NASHVILLE, Tenn. (AP) _ If the Rev. Kelly Miller Smith Sr. was alive today, the Nashville civil rights leader and pastor would be 100 years old.
His family decided the best way to mark the anniversary of his Oct. 28 birth and honor his legacy would be to help the next generation of activists learn from the experiences of their late patriarch and others who were on the front lines of the pursuit for racial equality in Nashville and beyond.
The Kelly Miller Smith Family Foundation gathered online Wednesday with the Kelly Miller Smith Institute on Black Church Studies at Vanderbilt Divinity School to offer a virtual symposium called “Activism Then and Now: Equipping for the Road Ahead.”
“We believe that there is some cross learning that can be available from what happened then and what is happening now, so we can make sure that we’re all making not just progress, but that we can achieve what it is that we’re trying to achieve, and that is freedom and liberation for all,” the Rev. Kelly Miller Smith Jr. said as he set the stage for the daylong conference in memory of his father.
Those tuning in to the foundation’s inaugural event heard from a slate of speakers discussing Smith’s influence as well as activism as it relates to faith, policy and justice.
The Rev. Kelly Miller Smith Sr., who died in 1984, became the pastor of First Baptist Church, Capitol Hill in 1951. During his tenure, the Nashville church played a critical role in the civil rights fight, including serving as a staging ground for the activists working to desegregate downtown lunch counters. Smith also served as the assistant dean of Vanderbilt Divinity School.
As they were for so many, Smith’s religious beliefs were the foundation for his civil rights work, his son said. They stayed in the fight “because of their desire to be faithful to what it is God has called them to do,” the Rev. Kelly Miller Smith Jr. said.
The Rev. James Lawson, who worked alongside the elder Smith and taught Nashville college students about Mahatma Gandhi-inspired nonviolent activism, spoke about the outsized role faith played in their work in the 1950s, 60s and beyond.
“All through the prophetic religion, which Jesus embodied out of the Hebrew Bible, the notion is clear. It is only love that can transform life. It is only love that can defeat cruelty and torture and wrong.
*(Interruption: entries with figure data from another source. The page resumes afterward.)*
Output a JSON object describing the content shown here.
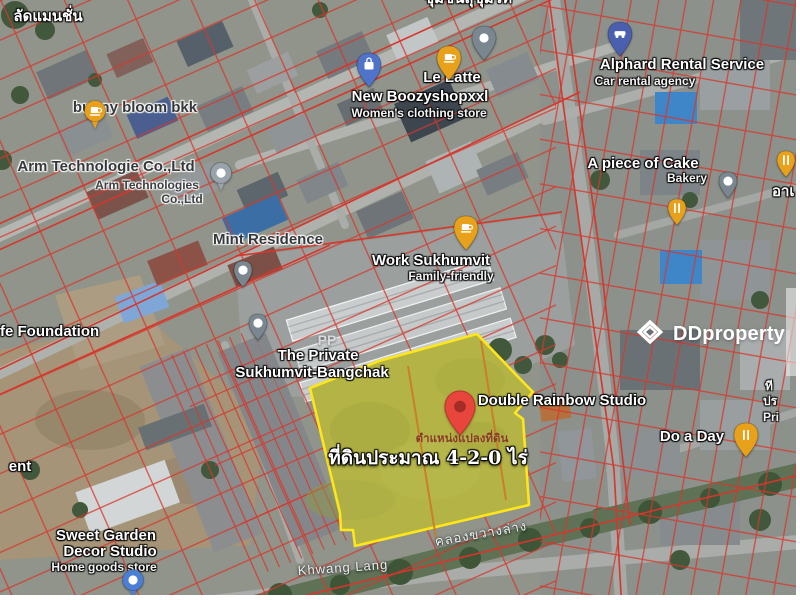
{
  "watermark": {
    "brand": "DDproperty",
    "logo_icon": "dd-chevron-logo"
  },
  "parcel": {
    "position_label": "ตำแหน่งแปลงที่ดิน",
    "area_label": "ที่ดินประมาณ 4-2-0 ไร่",
    "border_color": "#ffe619",
    "fill_color": "#9aa14b",
    "inner_line_color": "#cc7a26",
    "marker_color": "#e8453c"
  },
  "colors": {
    "cadastral_line": "#d6362b",
    "road": "#b0b3ae",
    "canal": "#5f7256",
    "pin_amber": "#e8a11b",
    "pin_gray": "#7b8790",
    "pin_blue": "#4e73c8",
    "pin_indigo": "#4a5fae",
    "pin_red": "#e8453c"
  },
  "map": {
    "labels": [
      {
        "name": "label-mansion",
        "text": "ลัดแมนชั่น",
        "cx": 48,
        "y": 9,
        "style": "white-lg"
      },
      {
        "name": "label-community-top",
        "text": "ชุมชนสุขุมวิท",
        "cx": 468,
        "y": -9,
        "style": "white-lg"
      },
      {
        "name": "label-bunny-bloom",
        "text": "bunny bloom bkk",
        "cx": 135,
        "y": 100,
        "style": "dark-lg"
      },
      {
        "name": "label-arm-line1",
        "text": "Arm Technologie Co.,Ltd",
        "cx": 106,
        "y": 159,
        "style": "dark-lg"
      },
      {
        "name": "label-arm-line2",
        "text": "Arm Technologies",
        "cx": 147,
        "y": 179,
        "style": "dark-sm"
      },
      {
        "name": "label-arm-line3",
        "text": "Co.,Ltd",
        "cx": 182,
        "y": 193,
        "style": "dark-sm"
      },
      {
        "name": "label-mint-residence",
        "text": "Mint Residence",
        "cx": 268,
        "y": 232,
        "style": "dark-lg"
      },
      {
        "name": "label-le-latte",
        "text": "Le Latte",
        "cx": 452,
        "y": 70,
        "style": "white-lg"
      },
      {
        "name": "label-boozyshop",
        "text": "New Boozyshopxxl",
        "cx": 420,
        "y": 89,
        "style": "white-lg"
      },
      {
        "name": "label-boozyshop-sub",
        "text": "Women's clothing store",
        "cx": 419,
        "y": 107,
        "style": "white-sm"
      },
      {
        "name": "label-alphard",
        "text": "Alphard Rental Service",
        "cx": 682,
        "y": 57,
        "style": "white-lg"
      },
      {
        "name": "label-alphard-sub",
        "text": "Car rental agency",
        "cx": 645,
        "y": 75,
        "style": "white-sm"
      },
      {
        "name": "label-piece-of-cake",
        "text": "A piece of Cake",
        "cx": 643,
        "y": 156,
        "style": "white-lg"
      },
      {
        "name": "label-bakery-sub",
        "text": "Bakery",
        "cx": 687,
        "y": 172,
        "style": "white-sm"
      },
      {
        "name": "label-right-thai",
        "text": "อาเ",
        "x": 772,
        "y": 184,
        "style": "white-lg"
      },
      {
        "name": "label-work-sukhumvit",
        "text": "Work Sukhumvit",
        "cx": 431,
        "y": 253,
        "style": "white-lg"
      },
      {
        "name": "label-work-sub",
        "text": "Family-friendly",
        "cx": 451,
        "y": 270,
        "style": "white-sm"
      },
      {
        "name": "label-foundation",
        "text": "fe Foundation",
        "x": 0,
        "y": 324,
        "style": "white-lg"
      },
      {
        "name": "label-private-line1",
        "text": "The Private",
        "cx": 318,
        "y": 348,
        "style": "white-lg"
      },
      {
        "name": "label-private-line2",
        "text": "Sukhumvit-Bangchak",
        "cx": 312,
        "y": 365,
        "style": "white-lg"
      },
      {
        "name": "label-pp",
        "text": "PP",
        "cx": 327,
        "y": 333,
        "style": "gray-md"
      },
      {
        "name": "label-double-rainbow",
        "text": "Double Rainbow Studio",
        "cx": 562,
        "y": 393,
        "style": "white-lg"
      },
      {
        "name": "label-do-a-day",
        "text": "Do a Day",
        "cx": 692,
        "y": 429,
        "style": "white-lg"
      },
      {
        "name": "label-parcel-position",
        "text": "ตำแหน่งแปลงที่ดิน",
        "cx": 462,
        "y": 432,
        "style": "pos"
      },
      {
        "name": "label-parcel-area",
        "text": "ที่ดินประมาณ 4-2-0 ไร่",
        "cx": 428,
        "y": 449,
        "style": "area"
      },
      {
        "name": "label-sweet-line1",
        "text": "Sweet Garden",
        "cx": 106,
        "y": 528,
        "style": "white-lg"
      },
      {
        "name": "label-sweet-line2",
        "text": "Decor Studio",
        "cx": 110,
        "y": 544,
        "style": "white-lg"
      },
      {
        "name": "label-sweet-sub",
        "text": "Home goods store",
        "cx": 104,
        "y": 561,
        "style": "white-sm"
      },
      {
        "name": "label-ent-partial",
        "text": "ent",
        "cx": 20,
        "y": 459,
        "style": "white-lg"
      },
      {
        "name": "label-khwang-lang",
        "text": "Khwang Lang",
        "cx": 343,
        "y": 561,
        "style": "road",
        "rotate": -4
      },
      {
        "name": "label-canal",
        "text": "คลองขวางล่าง",
        "cx": 481,
        "y": 527,
        "style": "road",
        "rotate": -10
      },
      {
        "name": "label-right-partial-1",
        "text": "ที",
        "x": 765,
        "y": 380,
        "style": "white-sm"
      },
      {
        "name": "label-right-partial-2",
        "text": "ปร",
        "x": 763,
        "y": 395,
        "style": "white-sm"
      },
      {
        "name": "label-right-partial-3",
        "text": "Pri",
        "x": 763,
        "y": 411,
        "style": "white-sm"
      }
    ],
    "pins": [
      {
        "name": "pin-bunny-bloom-cafe",
        "style": "circle",
        "color": "#e8a11b",
        "icon": "cafe",
        "x": 95,
        "y": 131
      },
      {
        "name": "pin-le-latte-cafe",
        "style": "teardrop-lg",
        "color": "#e8a11b",
        "icon": "cafe",
        "x": 449,
        "y": 81
      },
      {
        "name": "pin-place-top",
        "style": "teardrop-lg",
        "color": "#7b8790",
        "icon": "dot",
        "x": 484,
        "y": 61
      },
      {
        "name": "pin-boozyshop-shopping",
        "style": "teardrop-lg",
        "color": "#4e73c8",
        "icon": "shopping",
        "x": 369,
        "y": 88
      },
      {
        "name": "pin-alphard-car",
        "style": "teardrop-lg",
        "color": "#4a5fae",
        "icon": "car",
        "x": 620,
        "y": 57
      },
      {
        "name": "pin-arm-tech",
        "style": "circle",
        "color": "#99a3ab",
        "icon": "dot",
        "x": 221,
        "y": 193
      },
      {
        "name": "pin-mint-residence",
        "style": "teardrop",
        "color": "#7b8790",
        "icon": "dot",
        "x": 243,
        "y": 288
      },
      {
        "name": "pin-the-private",
        "style": "teardrop",
        "color": "#7b8790",
        "icon": "dot",
        "x": 258,
        "y": 341
      },
      {
        "name": "pin-work-sukhumvit-cafe",
        "style": "teardrop-lg",
        "color": "#e8a11b",
        "icon": "cafe",
        "x": 466,
        "y": 251
      },
      {
        "name": "pin-cake-place",
        "style": "teardrop",
        "color": "#7b8790",
        "icon": "dot",
        "x": 728,
        "y": 199
      },
      {
        "name": "pin-cake-restaurant",
        "style": "teardrop",
        "color": "#e8a11b",
        "icon": "restaurant",
        "x": 677,
        "y": 226
      },
      {
        "name": "pin-right-edge-restaurant",
        "style": "teardrop",
        "color": "#e8a11b",
        "icon": "restaurant",
        "x": 786,
        "y": 178
      },
      {
        "name": "pin-do-a-day-restaurant",
        "style": "teardrop-lg",
        "color": "#e8a11b",
        "icon": "restaurant",
        "x": 746,
        "y": 458
      },
      {
        "name": "pin-land-marker",
        "style": "marker",
        "color": "#e8453c",
        "icon": "hole",
        "x": 460,
        "y": 436
      },
      {
        "name": "pin-bottom-transit",
        "style": "circle",
        "color": "#4a7fd4",
        "icon": "dot",
        "x": 133,
        "y": 600
      }
    ]
  }
}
It is only a goodness that comes out of the soul that can transform and defeat evil,” Lawson said during Wednesday’s symposium.
Lawson also participated in a panel discussion on faith and activism moderated by Joshua Dubois, who led the White House Office of Faith Based and Neighborhood Partnerships during President Barack Obama’s administration. Other speakers included freedom rider Bernard Lafayette Jr., the Rev. Frederick Douglass Haynes III who leads a congregation in Texas, and the Rev. Traci Blackmon, a denominational leader in the United Church of Christ and a Missouri pastor.
Together, they spoke about the role of the church during the civil rights movement and in the current fight to end police brutality and other injustices.
Blackmon became involved in the current movement following the death of Michael Brown Jr. at the hands of police in Ferguson, Missouri. Blackmon said today’s activists are building coalitions as well as studying strategy and history in their push for change.
But the young activists of today are not as connected to the church as the young activists were decades ago, Blackmon said. Her church is working on that and she would like to see other churches become more involved with efforts happening in the streets.
“We should be in the communities in ways that our young people know who we are even if we can’t call their names,” Blackmon said.